We’ve already said it but it bears repeating, the NAM appreciates the Senate’s advancing a budget plan for fiscal year 2014 (S.Con.Res.8). Manufacturers are concerned about the historically-high levels of the federal deficit and its impact on the national debt on manufacturing and the overall U.S. economy. We need a budget that marks a path to reduce the federal debt and deficits, focusing both on real and immediate spending cuts and longer term structural changes to our nation’s entitlement programs. We support comprehensive tax reform to promote economic growth and U.S. competitiveness. Unfortunately, the S.Con.Res 8 doesn’t accomplish these goals. However, the vote-a-rama that’s going on now, gives Senators a chance to support amendments that would improve the Senate budget and reject those amendments that would make the plan even more anti-growth and anti-manufacturing.

It’s no secret: our current tax system is broken and  discourages economic growth and U.S. competitiveness. That’s why comprehensive, revenue neutral tax reform is critical to our nation’s economic future. But, the S.Con.Res8 doesn’t include tax reform. Instead it proposes a $1 trillion tax increase. That’s why we support amendments to eliminate this jaw-dropping tax increase and support allowing Congress to advance pro-growth, revenue-neutral tax reform that would spur job creation and investment. Last night we informed the Senate that votes on an amendment by Sens. Grassley and McConnell seeking to strike the $1 trillion tax increase and replace it with a deficit neutral reserve fund for revenue neutral tax reform might be considered as “NAM Key Vote” for 2013. While the amendment failed, the fight is not over.

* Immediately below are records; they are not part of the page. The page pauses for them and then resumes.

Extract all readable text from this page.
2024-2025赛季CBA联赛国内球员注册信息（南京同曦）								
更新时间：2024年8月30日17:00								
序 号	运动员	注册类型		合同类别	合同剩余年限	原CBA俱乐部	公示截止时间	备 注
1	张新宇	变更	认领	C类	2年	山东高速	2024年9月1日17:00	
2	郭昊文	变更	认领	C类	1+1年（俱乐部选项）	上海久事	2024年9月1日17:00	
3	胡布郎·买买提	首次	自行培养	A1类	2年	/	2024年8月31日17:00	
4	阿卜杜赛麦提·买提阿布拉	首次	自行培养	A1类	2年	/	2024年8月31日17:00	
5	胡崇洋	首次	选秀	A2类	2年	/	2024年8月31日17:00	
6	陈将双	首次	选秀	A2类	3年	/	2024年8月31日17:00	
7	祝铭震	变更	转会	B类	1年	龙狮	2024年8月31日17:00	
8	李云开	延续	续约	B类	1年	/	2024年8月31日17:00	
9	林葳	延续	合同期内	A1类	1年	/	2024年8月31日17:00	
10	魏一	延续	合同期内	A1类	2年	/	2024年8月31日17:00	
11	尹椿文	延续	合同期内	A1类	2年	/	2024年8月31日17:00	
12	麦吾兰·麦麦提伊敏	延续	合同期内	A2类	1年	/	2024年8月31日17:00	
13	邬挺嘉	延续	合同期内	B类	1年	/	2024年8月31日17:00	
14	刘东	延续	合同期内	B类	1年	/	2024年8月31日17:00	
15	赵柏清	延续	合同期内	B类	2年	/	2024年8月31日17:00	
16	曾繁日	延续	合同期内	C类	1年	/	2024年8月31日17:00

We support Sen. Cornyn’s amendment requiring a supermajority of the Senate to increase tax rates on businesses and individuals.

Manufacturers lead in a lot of areas including in providing quality retirement benefits to their employees. We support amendments Sen. Burr’s amendments to protect these benefits from being a source of revenue for additional government spending. As the world’s leading innovators we strongly support Sen. Hatch’s amendment to preserve and make permanent the R&D tax credit—long been a priority for the NAM.

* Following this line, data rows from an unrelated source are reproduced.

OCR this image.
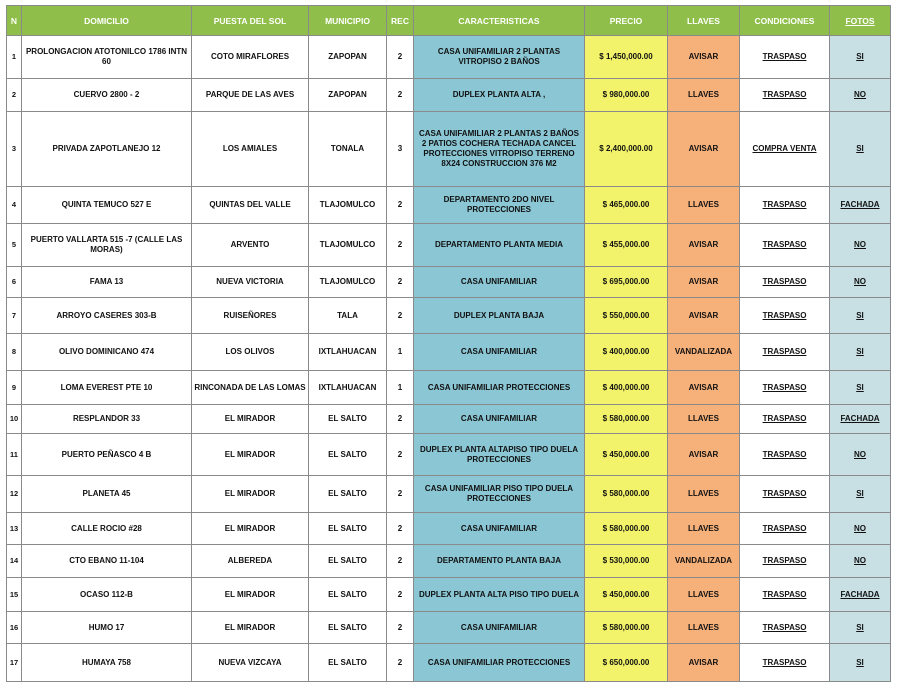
N	DOMICILIO	PUESTA DEL SOL	MUNICIPIO	REC	CARACTERISTICAS	PRECIO	LLAVES	CONDICIONES	FOTOS
1	PROLONGACION ATOTONILCO 1786 INTN 60	COTO MIRAFLORES	ZAPOPAN	2	CASA UNIFAMILIAR 2 PLANTAS VITROPISO 2 BAÑOS	$ 1,450,000.00	AVISAR	TRASPASO	SI
2	CUERVO 2800 - 2	PARQUE DE LAS AVES	ZAPOPAN	2	DUPLEX PLANTA ALTA ,	$ 980,000.00	LLAVES	TRASPASO	NO
3	PRIVADA ZAPOTLANEJO 12	LOS AMIALES	TONALA	3	CASA UNIFAMILIAR 2 PLANTAS 2 BAÑOS 2 PATIOS COCHERA TECHADA CANCEL PROTECCIONES VITROPISO TERRENO 8X24 CONSTRUCCION 376 M2	$ 2,400,000.00	AVISAR	COMPRA VENTA	SI
4	QUINTA TEMUCO 527 E	QUINTAS DEL VALLE	TLAJOMULCO	2	DEPARTAMENTO 2DO NIVEL PROTECCIONES	$ 465,000.00	LLAVES	TRASPASO	FACHADA
5	PUERTO VALLARTA 515 -7 (CALLE LAS MORAS)	ARVENTO	TLAJOMULCO	2	DEPARTAMENTO PLANTA MEDIA	$ 455,000.00	AVISAR	TRASPASO	NO
6	FAMA 13	NUEVA VICTORIA	TLAJOMULCO	2	CASA UNIFAMILIAR	$ 695,000.00	AVISAR	TRASPASO	NO
7	ARROYO CASERES 303-B	RUISEÑORES	TALA	2	DUPLEX PLANTA BAJA	$ 550,000.00	AVISAR	TRASPASO	SI
8	OLIVO DOMINICANO 474	LOS OLIVOS	IXTLAHUACAN	1	CASA UNIFAMILIAR	$ 400,000.00	VANDALIZADA	TRASPASO	SI
9	LOMA EVEREST PTE 10	RINCONADA DE LAS LOMAS	IXTLAHUACAN	1	CASA UNIFAMILIAR PROTECCIONES	$ 400,000.00	AVISAR	TRASPASO	SI
10	RESPLANDOR 33	EL MIRADOR	EL SALTO	2	CASA UNIFAMILIAR	$ 580,000.00	LLAVES	TRASPASO	FACHADA
11	PUERTO PEÑASCO 4 B	EL MIRADOR	EL SALTO	2	DUPLEX PLANTA ALTAPISO TIPO DUELA PROTECCIONES	$ 450,000.00	AVISAR	TRASPASO	NO
12	PLANETA 45	EL MIRADOR	EL SALTO	2	CASA UNIFAMILIAR PISO TIPO DUELA PROTECCIONES	$ 580,000.00	LLAVES	TRASPASO	SI
13	CALLE ROCIO #28	EL MIRADOR	EL SALTO	2	CASA UNIFAMILIAR	$ 580,000.00	LLAVES	TRASPASO	NO
14	CTO EBANO 11-104	ALBEREDA	EL SALTO	2	DEPARTAMENTO PLANTA BAJA	$ 530,000.00	VANDALIZADA	TRASPASO	NO
15	OCASO 112-B	EL MIRADOR	EL SALTO	2	DUPLEX PLANTA ALTA PISO TIPO DUELA	$ 450,000.00	LLAVES	TRASPASO	FACHADA
16	HUMO 17	EL MIRADOR	EL SALTO	2	CASA UNIFAMILIAR	$ 580,000.00	LLAVES	TRASPASO	SI
17	HUMAYA 758	NUEVA VIZCAYA	EL SALTO	2	CASA UNIFAMILIAR PROTECCIONES	$ 650,000.00	AVISAR	TRASPASO	SI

Many small and medium size manufacturers (SMMs) are family-owned businesses and that’s why we support Sen. Thune’s amendment that will allow for the full and permanent repeal of the estate tax.

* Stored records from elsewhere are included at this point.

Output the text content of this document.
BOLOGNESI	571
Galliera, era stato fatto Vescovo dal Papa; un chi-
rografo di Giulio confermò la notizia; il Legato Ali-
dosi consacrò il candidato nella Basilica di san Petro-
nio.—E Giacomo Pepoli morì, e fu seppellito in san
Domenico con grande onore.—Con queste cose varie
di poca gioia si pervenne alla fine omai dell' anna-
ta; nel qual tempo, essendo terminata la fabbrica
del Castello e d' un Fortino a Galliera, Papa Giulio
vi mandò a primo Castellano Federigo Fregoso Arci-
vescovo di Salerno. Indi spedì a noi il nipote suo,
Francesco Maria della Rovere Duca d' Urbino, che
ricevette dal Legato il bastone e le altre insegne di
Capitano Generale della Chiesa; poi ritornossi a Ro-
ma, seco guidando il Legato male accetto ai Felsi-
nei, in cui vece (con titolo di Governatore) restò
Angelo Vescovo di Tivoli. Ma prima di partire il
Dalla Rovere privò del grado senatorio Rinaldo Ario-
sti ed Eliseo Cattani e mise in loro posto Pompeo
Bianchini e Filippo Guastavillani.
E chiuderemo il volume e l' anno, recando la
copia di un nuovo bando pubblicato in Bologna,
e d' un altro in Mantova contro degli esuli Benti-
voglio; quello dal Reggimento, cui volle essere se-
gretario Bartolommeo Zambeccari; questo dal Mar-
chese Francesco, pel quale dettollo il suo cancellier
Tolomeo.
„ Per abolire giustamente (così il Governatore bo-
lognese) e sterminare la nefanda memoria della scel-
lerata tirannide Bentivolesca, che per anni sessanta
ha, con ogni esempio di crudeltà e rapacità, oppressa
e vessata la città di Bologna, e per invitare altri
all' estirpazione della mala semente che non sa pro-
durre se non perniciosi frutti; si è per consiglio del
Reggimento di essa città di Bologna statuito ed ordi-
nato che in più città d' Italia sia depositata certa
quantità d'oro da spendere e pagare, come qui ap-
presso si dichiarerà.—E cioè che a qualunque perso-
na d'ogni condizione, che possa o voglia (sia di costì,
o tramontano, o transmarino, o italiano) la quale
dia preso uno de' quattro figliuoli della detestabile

We also oppose amendments that will make us even less competitive – amendments that seek tax increases on U.S. global companies. 95% of the world’s consumers live outside of the U.S. and yet U.S. tax laws make it difficult for U.S. companies with worldwide operations to thrive and compete in the global marketplace. To make U.S. multinationals more competitive, the NAM supports the adoption of a competitive territorial tax system as part of a comprehensive tax reform that also lowers the corporate tax rate and reduces rates for the SMMs that pay taxes through the individual tax code.

Speaking of increasing taxes, we support an amendment to repeal the Health Insurance Tax (HIT) included in ACA filed by Sen. Barrasso. This new tax—to be levied on health insurance companies beginning in 2014—will have the unintended result of increasing costs for many SMMs that provide health care benefits for their employees.

Finally, we support Sen. Coats’ amendment that would repeal the 3.8 percent investment income surtax also included in ACA and now in effect. When added to tax increases in the fiscal cliff deal, some taxpayers now pay nearly 50 percent more in taxes on these investments than they did last year. Increasing the tax on savings and investment reduces the amount of capital business owners have available to invest in their companies and we fear that this tax will ultimately result in the loss of vital funds needed for business operations and job creation and for that reason we support the amendment.